My BA in History and MPhil in Early Modern History at Clare College, Cambridge (2008-2012) first spurred my interest in early modern political culture and communication. This evolved into my PhD project at the University of Warwick, ‘Commenting on the News: The Serial Press and Political Culture in Britain, c.1641-1730’ (2015-2019, supervised by Professor Mark Knights), which examined the growth of comment and opinion in the early British press and its relationship with the development of party politics.
Separately, I also developed an interest in early modern Latin (or ‘neo-Latin’), beginning with a Graduate Diploma in Classical Studies at KCL (2013-2014) and continuing alongside my PhD. I was then fortunate to be able to combine this with the themes of my doctoral work through a postdoctoral fellowship (2019-2021) on the Leverhulme-funded project ‘Neo-Latin Poetry in English Manuscript Verse Miscellanies, c.1550-1700’ (UCL, PI Dr Victoria Moul), working on topical and political Latin verse and its place in political culture.
My project at Birmingham, 'Bilingual News: Latin and Vernacular Media in Early Modern Britain, c.1580-1730', also funded by the Leverhulme Trust, began in 2024. This builds on my previous work to examine the wider phenomenon of news and comment written and circulated in Latin in early modernity. Among other themes, I am exploring how Latin operated within multilingual and international news cultures, and how Latin both restricted (to a Latinate minority) and expanded (across borders) access to political information.

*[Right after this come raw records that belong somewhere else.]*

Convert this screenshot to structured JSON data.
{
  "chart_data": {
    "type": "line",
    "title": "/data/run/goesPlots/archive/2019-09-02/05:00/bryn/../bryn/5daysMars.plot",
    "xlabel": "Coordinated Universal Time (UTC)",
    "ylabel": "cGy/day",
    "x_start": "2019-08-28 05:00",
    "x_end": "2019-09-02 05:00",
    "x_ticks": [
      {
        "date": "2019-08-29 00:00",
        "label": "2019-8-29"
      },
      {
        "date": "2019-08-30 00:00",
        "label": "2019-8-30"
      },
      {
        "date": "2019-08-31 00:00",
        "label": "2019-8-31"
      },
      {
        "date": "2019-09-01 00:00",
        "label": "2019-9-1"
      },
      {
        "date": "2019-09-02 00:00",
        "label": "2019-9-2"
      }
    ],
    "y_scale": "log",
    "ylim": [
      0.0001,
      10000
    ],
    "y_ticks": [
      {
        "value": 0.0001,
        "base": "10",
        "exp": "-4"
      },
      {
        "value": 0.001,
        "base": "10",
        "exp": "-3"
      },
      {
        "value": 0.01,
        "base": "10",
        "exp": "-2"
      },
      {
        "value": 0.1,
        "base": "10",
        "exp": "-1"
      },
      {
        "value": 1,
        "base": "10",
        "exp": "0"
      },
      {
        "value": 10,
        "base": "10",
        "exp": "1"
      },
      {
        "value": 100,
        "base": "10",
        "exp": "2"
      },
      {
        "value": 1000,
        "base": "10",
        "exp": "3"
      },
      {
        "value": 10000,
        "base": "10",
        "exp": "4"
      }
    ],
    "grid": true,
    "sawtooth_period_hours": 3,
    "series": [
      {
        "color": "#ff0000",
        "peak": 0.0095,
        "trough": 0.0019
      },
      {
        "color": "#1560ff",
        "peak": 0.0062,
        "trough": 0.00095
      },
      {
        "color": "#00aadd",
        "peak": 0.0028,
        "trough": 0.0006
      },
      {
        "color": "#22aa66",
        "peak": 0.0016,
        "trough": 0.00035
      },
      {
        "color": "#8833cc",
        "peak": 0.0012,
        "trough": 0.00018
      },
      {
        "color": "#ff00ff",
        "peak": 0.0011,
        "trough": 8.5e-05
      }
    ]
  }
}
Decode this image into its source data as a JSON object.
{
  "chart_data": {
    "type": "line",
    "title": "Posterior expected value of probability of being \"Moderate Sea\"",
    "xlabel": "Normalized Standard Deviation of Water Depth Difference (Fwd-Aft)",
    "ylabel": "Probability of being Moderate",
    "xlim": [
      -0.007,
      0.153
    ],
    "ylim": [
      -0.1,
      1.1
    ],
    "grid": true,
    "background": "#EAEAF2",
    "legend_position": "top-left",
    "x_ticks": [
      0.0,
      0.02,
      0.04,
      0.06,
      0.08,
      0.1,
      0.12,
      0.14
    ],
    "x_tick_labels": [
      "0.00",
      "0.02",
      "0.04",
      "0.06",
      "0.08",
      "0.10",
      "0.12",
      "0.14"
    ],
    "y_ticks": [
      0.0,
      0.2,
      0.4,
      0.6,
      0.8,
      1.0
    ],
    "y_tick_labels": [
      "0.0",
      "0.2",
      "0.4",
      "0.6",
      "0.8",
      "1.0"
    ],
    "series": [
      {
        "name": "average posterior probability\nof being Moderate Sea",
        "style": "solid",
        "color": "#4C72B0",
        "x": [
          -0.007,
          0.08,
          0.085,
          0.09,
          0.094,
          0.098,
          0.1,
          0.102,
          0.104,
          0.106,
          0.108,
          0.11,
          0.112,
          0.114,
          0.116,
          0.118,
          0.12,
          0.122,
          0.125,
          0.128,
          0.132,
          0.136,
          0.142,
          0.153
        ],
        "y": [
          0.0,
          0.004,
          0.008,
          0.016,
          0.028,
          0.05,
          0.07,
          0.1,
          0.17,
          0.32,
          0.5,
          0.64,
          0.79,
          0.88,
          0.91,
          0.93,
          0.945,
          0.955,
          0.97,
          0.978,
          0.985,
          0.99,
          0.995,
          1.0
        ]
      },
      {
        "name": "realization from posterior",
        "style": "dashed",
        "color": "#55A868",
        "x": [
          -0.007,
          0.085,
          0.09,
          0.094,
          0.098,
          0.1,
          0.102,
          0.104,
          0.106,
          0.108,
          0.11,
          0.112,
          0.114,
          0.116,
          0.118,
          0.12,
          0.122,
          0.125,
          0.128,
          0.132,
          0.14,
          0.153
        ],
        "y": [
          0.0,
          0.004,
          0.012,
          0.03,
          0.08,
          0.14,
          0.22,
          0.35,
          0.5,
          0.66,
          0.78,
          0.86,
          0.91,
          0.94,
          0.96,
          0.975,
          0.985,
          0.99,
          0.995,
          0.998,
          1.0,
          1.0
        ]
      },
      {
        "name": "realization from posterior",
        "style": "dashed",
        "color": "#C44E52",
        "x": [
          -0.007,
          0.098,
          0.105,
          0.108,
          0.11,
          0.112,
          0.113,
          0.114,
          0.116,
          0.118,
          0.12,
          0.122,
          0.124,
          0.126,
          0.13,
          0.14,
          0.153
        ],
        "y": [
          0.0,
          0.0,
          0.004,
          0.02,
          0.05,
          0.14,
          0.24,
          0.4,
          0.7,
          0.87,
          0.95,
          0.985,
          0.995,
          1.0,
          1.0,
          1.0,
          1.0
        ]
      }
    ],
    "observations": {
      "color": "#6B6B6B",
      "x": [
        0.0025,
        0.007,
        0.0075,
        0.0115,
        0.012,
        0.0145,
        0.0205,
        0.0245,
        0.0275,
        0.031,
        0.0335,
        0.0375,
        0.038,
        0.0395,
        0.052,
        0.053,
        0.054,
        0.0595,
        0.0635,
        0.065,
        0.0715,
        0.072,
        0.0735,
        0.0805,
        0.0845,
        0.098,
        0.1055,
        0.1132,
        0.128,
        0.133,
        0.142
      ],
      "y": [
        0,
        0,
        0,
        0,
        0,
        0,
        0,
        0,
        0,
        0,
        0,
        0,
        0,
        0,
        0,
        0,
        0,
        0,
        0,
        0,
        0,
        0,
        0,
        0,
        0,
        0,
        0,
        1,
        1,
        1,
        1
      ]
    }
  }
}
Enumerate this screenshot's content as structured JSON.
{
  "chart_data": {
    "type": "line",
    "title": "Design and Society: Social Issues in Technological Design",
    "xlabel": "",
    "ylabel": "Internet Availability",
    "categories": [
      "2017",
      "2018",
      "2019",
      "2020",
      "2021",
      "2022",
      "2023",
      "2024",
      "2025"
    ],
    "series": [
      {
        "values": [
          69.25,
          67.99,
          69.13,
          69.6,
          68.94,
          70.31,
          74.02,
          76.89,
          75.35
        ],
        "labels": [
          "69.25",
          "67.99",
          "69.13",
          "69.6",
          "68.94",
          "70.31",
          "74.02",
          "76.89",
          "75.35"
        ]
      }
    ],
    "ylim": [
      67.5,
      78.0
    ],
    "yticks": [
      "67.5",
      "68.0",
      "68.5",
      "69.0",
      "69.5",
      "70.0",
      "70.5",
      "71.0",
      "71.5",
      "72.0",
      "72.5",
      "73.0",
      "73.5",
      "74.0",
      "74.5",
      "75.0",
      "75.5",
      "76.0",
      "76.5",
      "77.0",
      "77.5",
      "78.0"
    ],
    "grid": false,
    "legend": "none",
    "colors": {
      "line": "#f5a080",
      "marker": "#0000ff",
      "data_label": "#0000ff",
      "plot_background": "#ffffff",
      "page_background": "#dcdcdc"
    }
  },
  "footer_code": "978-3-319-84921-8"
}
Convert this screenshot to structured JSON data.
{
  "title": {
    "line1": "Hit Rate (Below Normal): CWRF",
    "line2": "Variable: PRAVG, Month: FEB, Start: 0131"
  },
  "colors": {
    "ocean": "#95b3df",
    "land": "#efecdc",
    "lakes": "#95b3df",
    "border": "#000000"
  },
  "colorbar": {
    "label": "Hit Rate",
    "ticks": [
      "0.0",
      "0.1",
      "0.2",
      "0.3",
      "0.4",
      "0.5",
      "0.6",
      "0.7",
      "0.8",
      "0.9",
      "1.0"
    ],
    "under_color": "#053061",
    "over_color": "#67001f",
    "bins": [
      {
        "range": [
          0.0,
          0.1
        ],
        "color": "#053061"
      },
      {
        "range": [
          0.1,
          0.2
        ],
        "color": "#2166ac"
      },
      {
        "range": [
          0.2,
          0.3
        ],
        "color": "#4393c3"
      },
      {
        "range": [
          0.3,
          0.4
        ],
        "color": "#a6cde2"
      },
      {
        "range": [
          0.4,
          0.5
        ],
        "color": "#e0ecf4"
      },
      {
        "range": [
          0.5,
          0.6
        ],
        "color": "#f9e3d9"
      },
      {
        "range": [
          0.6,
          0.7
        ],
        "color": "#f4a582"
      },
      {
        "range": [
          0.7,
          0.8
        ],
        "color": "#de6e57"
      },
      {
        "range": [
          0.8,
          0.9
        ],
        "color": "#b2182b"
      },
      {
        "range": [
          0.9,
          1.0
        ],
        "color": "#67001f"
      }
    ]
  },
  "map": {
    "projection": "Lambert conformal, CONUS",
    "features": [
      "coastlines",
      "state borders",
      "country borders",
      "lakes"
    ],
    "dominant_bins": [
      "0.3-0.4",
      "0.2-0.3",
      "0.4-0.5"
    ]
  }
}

I have also worked or volunteered in various libraries and heritage institutions, including the British Library, Dr Williams’s Library, Hampton Court Palace, the House of Lords Library, Lambeth Palace Library and the Parliamentary Archives, on projects relating to early modern politics, religion and the book and on the cataloguing and care of early modern printed and manuscript materials.